Memória é uma coisa curiosa. Um acontecimento qualquer muitas vezes nos remete a lembranças longinquas, coisas que ficaram sepultadas há muitos anos e que aparentemente não tiveram importância. Um fio de memória pode puxar várias outras e, de repente, voltamos no tempo.
Nessas viagens ocasionais vez por outra deparo com situações hilárias que fazem-me rir como se estivesse acontecendo agora, no momento da lembrança.
Hoje mesmo aconteceu algo assim. Acordei bem cedo e acabei ficando sozinha em casa porque todos saíram para assistir a missa do domingo. Depois do café da manhã resolvi ir para o jardim e fiquei lá um tempão mexendo nas plantas. Cortei as folhas secas dos antúrios, amarrei alguns galhos das orquídeas que ficam presas nas árvores, cortei as folhas amareladas das samambaias e, por fim, molhei os vasos que ficam nos tripés altos.
Concentrada naquelas tarefas de repente me veio a memória um trabalho de escola que minha filha fez quando ainda era bem pequena. A professora pediu que as crianças fizessem um desenho de suas mães e posso até imaginar a festa da garotada ao colocar no papel branco a imagem que tinham de suas mães.
No dia da festa na escola as mães foram convidadas a encontrar seu retrato feito pelos filhos, que estavam fixados num grande mural. As crianças estavam excitadíssimas com o acontecimento e soltavam gritinhos de satisfação.
Toda animada minha filha foi comigo até o mural conferir minha cara quando eu me encontrasse entre as várias figuras de mães. Naquela ocasião eu trabalhava como advogada e imaginei que meu retrato seria o de uma mãe séria, envergando um terninho bem comportado. Procurei durante vários minutos e nada. Acabei me dando por vencida e falei com minha filha que ela precisava ajudar-me porque sozinha eu não conseguia encontrar meu retrato, afinal eram muitos desenhos.

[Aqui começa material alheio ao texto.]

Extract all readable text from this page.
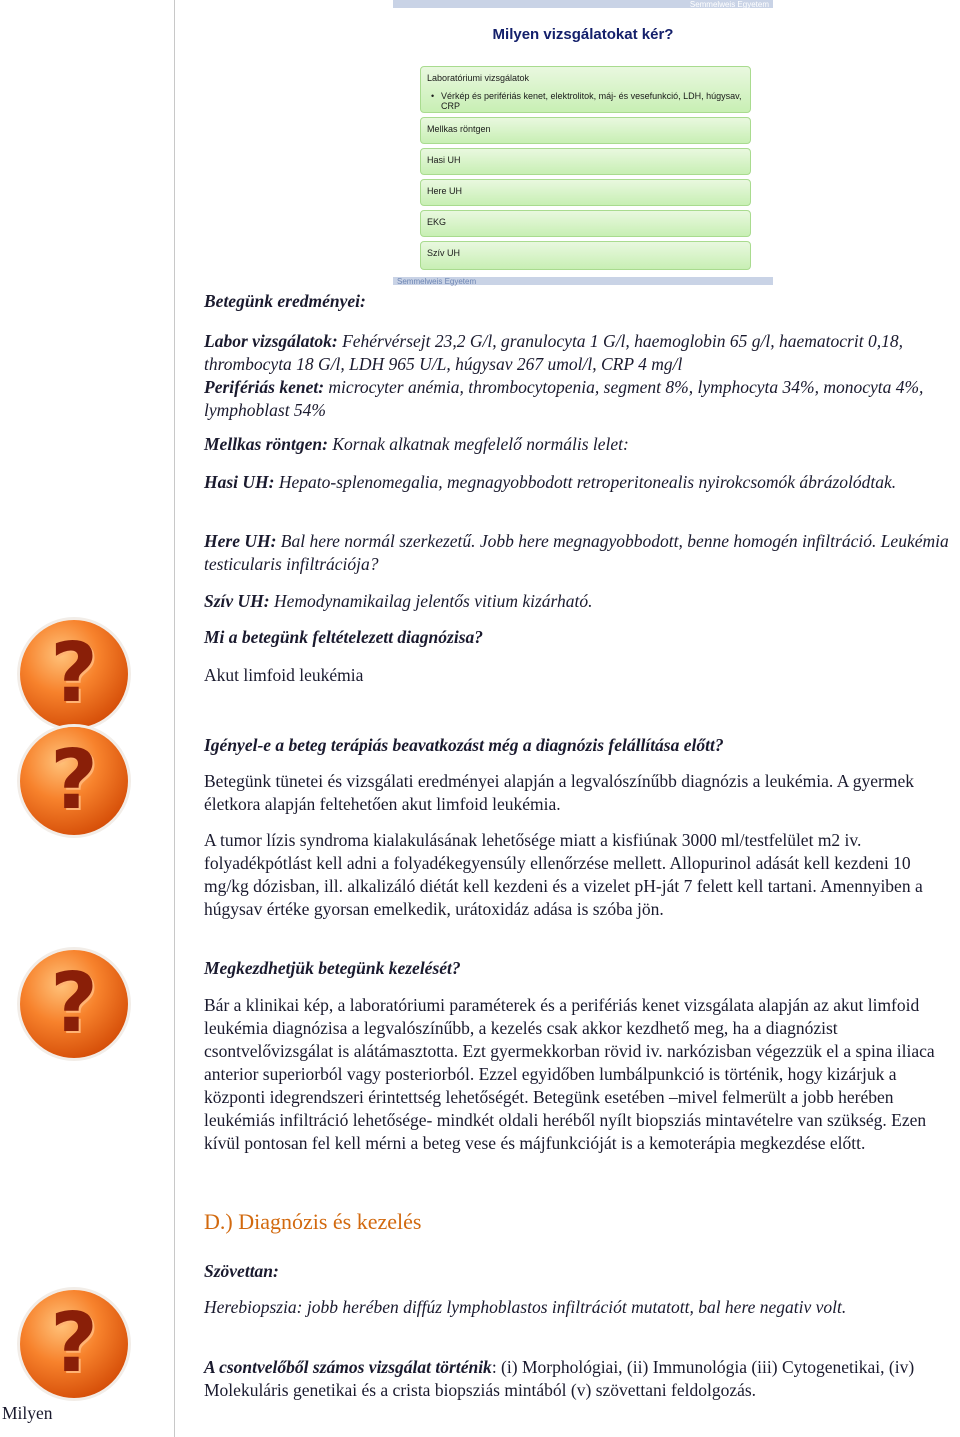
Semmelweis Egyetem
Milyen vizsgálatokat kér?
Laboratóriumi vizsgálatok
• Vérkép és perifériás kenet, elektrolitok, máj- és vesefunkció, LDH, húgysav, CRP
Mellkas röntgen
Hasi UH
Here UH
EKG
Szív UH
Semmelweis Egyetem
?
?
?
?
Betegünk eredményei:
Labor vizsgálatok: Fehérvérsejt 23,2 G/l, granulocyta 1 G/l, haemoglobin 65 g/l, haematocrit 0,18, thrombocyta 18 G/l, LDH 965 U/L, húgysav 267 umol/l, CRP 4 mg/l
Perifériás kenet: microcyter anémia, thrombocytopenia, segment 8%, lymphocyta 34%, monocyta 4%, lymphoblast 54%
Mellkas röntgen: Kornak alkatnak megfelelő normális lelet:
Hasi UH: Hepato-splenomegalia, megnagyobbodott retroperitonealis nyirokcsomók ábrázolódtak.
Here UH: Bal here normál szerkezetű. Jobb here megnagyobbodott, benne homogén infiltráció. Leukémia testicularis infiltrációja?
Szív UH: Hemodynamikailag jelentős vitium kizárható.
Mi a betegünk feltételezett diagnózisa?
Akut limfoid leukémia
Igényel-e a beteg terápiás beavatkozást még a diagnózis felállítása előtt?
Betegünk tünetei és vizsgálati eredményei alapján a legvalószínűbb diagnózis a leukémia. A gyermek életkora alapján feltehetően akut limfoid leukémia.
A tumor lízis syndroma kialakulásának lehetősége miatt a kisfiúnak 3000 ml/testfelület m2 iv. folyadékpótlást kell adni a folyadékegyensúly ellenőrzése mellett. Allopurinol adását kell kezdeni 10 mg/kg dózisban, ill. alkalizáló diétát kell kezdeni és a vizelet pH-ját 7 felett kell tartani. Amennyiben a húgysav értéke gyorsan emelkedik, urátoxidáz adása is szóba jön.
Megkezdhetjük betegünk kezelését?
Bár a klinikai kép, a laboratóriumi paraméterek és a perifériás kenet vizsgálata alapján az akut limfoid leukémia diagnózisa a legvalószínűbb, a kezelés csak akkor kezdhető meg, ha a diagnózist csontvelővizsgálat is alátámasztotta. Ezt gyermekkorban rövid iv. narkózisban végezzük el a spina iliaca anterior superiorból vagy posteriorból. Ezzel egyidőben lumbálpunkció is történik, hogy kizárjuk a központi idegrendszeri érintettség lehetőségét. Betegünk esetében –mivel felmerült a jobb herében leukémiás infiltráció lehetősége- mindkét oldali heréből nyílt biopsziás mintavételre van szükség. Ezen kívül pontosan fel kell mérni a beteg vese és májfunkcióját is a kemoterápia megkezdése előtt.
D.) Diagnózis és kezelés
Szövettan:
Herebiopszia: jobb herében diffúz lymphoblastos infiltrációt mutatott, bal here negativ volt.
A csontvelőből számos vizsgálat történik: (i) Morphológiai, (ii) Immunológia (iii) Cytogenetikai, (iv) Molekuláris genetikai és a crista biopsziás mintából (v) szövettani feldolgozás.
Milyen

Toda animadinha ela esticou o bracinho rechonchudo e pegou uma figura muito diferente do que eu havia imaginado. Ela havia me retratado com uma pazinha de jardim nas mãos e o corpo cheio de bolinhas. Curiosa perguntei: porque você retratou a mamãe assim? Ela me respondeu com a melhor carinha do mundo: é você, nos finais de semana, cuidando do jardim lá de casa. Ainda sem entender os pontinhos pretos na pintura perguntei novamente: e o que são esses pontinhos pretos que você fez na mamãe? E a resposta me fez dar boas gargalhadas. Ela respondeu candidamente: são as perebinhas que você tem na pele.
Tenho um problema de pele que sempre incomodou bastante, psoríase. Essa doença é benigna, não contagiosa, mas é crônica e provoca descamação na pele. No meu caso, que tive a psoríase do tipo gutata, minha pele ficava cheia de marquinhas em forma de pequenas bolinhas brancas por todo o corpo. Felizmente estou em remissão da doença há mais de dez anos, mas isso me atormentou durante toda adolescência e juventude, pois além do aspecto feio a psoríase provocava uma coceira infernal.
Aquele desenho me fez rir, mas também me fez refletir... Nunca me ocorrera antes pensar que uma criança fosse se ligar num detalhe como aquele problema na pele. Eu não havia percebido até então que meu desconforto com a psoríase era visível também para uma criança tão pequena. Passei a prestar mais atenção em minhas queixas.
Por fim me dei conta de que aquele desenho era muito revelador e que nosso compromisso com a educação de nossos filhos é coisa muito séria. Eles, por mais jovens que sejam, nos observam nos mínimos detalhes, somos seus espelhos, seus exemplos e nem sempre passamos a imagem que queremos que eles tenham de nós. Aquele desenho me fez perceber o quanto somos responsáveis por nossos filhos.